Well, that’s the standard code design I always use.
Edit
You do need this in loop( )
//*********************************************** check switches T I M E R
//is it time to check the switches ?
if (millis() - switchMillis >= 100)
{
//restart the TIMER
switchMillis = millis();
checkSwitches();
}
I would put it differently. It depends on whether the rest of the code can tolerate not getting the switch event. Timing out a debounce period does not require blocking the rest of the code.
With switches that are wired correctly and aren't picking up any spurious readings, you won't read a LOW from a switch that wasn't on its way to fully closed, nor HIGH from switch that wasn't on its way to fully open. So you can react virtually instantly to switch events. Important for percussionists, not so much for receptionists.
Looking at the switches frequently and regularly is the way to go as at least one solution above covers. 100 ms will seem sluggish to many. I do have switches where such an eternity woukd be needed, spent too little on some arcade-style pushbutton switches. Try not looking again for 20 ms, that shoukd be plenty.
Not sluggish - unresponsive to another press come too soon.
Yes, I will not delay after every single rocker- instead, delay after all have been checked once per cycle.
Looks like that code double-checks the state of the rocker after a short delay, thereby allowing the code to speed up instead of having a constant delay every cycle?
I will be very honest @alto777 ... I'm not sure what you mean by the second and third paragraphs. Do, in layman's, you mean bouncing is not much of an issue anyway if you scan regularly?
These buttons will initiate a change in a simulated aircraft's state, for instance, landing gear coming down. That takes a full second to register in real life anyway. I'm not too worried about speed.
If you control looking at the switches as @LarryD outlines in #13 above, where there is no use of the delay() function, you will get the fastest response to switch events.

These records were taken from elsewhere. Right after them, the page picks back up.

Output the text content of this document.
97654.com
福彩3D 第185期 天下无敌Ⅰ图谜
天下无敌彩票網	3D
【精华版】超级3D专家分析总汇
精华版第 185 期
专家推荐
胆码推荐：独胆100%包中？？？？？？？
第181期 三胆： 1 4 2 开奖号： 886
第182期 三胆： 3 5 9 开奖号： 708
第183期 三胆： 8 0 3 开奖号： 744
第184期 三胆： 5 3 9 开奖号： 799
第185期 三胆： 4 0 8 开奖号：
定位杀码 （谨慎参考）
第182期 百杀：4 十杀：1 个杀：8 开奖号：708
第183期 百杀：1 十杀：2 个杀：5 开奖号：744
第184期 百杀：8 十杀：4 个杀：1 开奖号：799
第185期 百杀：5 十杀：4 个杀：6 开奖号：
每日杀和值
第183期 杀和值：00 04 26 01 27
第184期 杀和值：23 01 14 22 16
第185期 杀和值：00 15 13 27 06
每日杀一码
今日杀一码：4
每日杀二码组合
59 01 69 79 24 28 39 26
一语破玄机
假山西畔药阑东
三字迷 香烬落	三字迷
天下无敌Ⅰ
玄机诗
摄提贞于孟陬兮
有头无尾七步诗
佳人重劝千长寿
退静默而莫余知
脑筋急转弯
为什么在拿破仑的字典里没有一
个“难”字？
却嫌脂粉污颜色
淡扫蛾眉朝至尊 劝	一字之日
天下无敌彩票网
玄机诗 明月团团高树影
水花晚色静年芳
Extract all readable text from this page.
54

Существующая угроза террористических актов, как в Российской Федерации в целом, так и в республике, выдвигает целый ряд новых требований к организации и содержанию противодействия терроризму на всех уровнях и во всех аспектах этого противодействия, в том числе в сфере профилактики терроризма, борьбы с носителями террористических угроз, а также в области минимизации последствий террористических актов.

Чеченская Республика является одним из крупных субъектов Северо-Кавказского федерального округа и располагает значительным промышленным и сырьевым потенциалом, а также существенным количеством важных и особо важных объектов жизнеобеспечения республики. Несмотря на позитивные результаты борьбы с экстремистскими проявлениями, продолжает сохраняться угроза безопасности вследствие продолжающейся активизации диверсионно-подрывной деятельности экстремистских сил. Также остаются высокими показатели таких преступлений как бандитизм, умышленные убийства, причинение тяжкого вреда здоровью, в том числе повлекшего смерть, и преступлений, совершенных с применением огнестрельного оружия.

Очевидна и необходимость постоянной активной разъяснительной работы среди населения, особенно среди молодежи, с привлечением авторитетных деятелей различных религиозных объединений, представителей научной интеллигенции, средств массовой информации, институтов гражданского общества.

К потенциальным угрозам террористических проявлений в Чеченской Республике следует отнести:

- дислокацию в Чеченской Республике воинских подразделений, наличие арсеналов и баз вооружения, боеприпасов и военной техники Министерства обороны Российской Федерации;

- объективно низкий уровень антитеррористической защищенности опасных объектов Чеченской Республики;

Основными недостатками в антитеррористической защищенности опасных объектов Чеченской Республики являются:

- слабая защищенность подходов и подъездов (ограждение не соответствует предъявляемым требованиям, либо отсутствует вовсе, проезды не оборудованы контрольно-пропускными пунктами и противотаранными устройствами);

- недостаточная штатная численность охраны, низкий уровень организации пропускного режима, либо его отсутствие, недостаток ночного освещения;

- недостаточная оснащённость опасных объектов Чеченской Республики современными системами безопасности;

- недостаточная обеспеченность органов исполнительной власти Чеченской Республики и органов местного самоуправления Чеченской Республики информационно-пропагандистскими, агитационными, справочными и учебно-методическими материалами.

If you do as @J-M-L proposes and takes the trouble to demonstrate (THX!), you are always adding 15 ms to the possibility of reacting to an event, and you are stalling the processing for the same period.
As you say, it may not matter. I'm in the end of things where paying attention to odd milliseconds here and there is of value. There is no need for delay(), certainly not in switch debouncing nor its old brother general signal conditioning, where you may have more things going on than contact bounce.
@groundFungus can be depended on to suggest using hardware. I agree and never do, not even when I am in a hurry and just need a damn switch.
Speaking of hardware, something I can be depended on to suggest is using real pull-up resistors of a substantial lower value, like 10K. Just call me old; there was a time when it was always important, instead of just sometimes these days.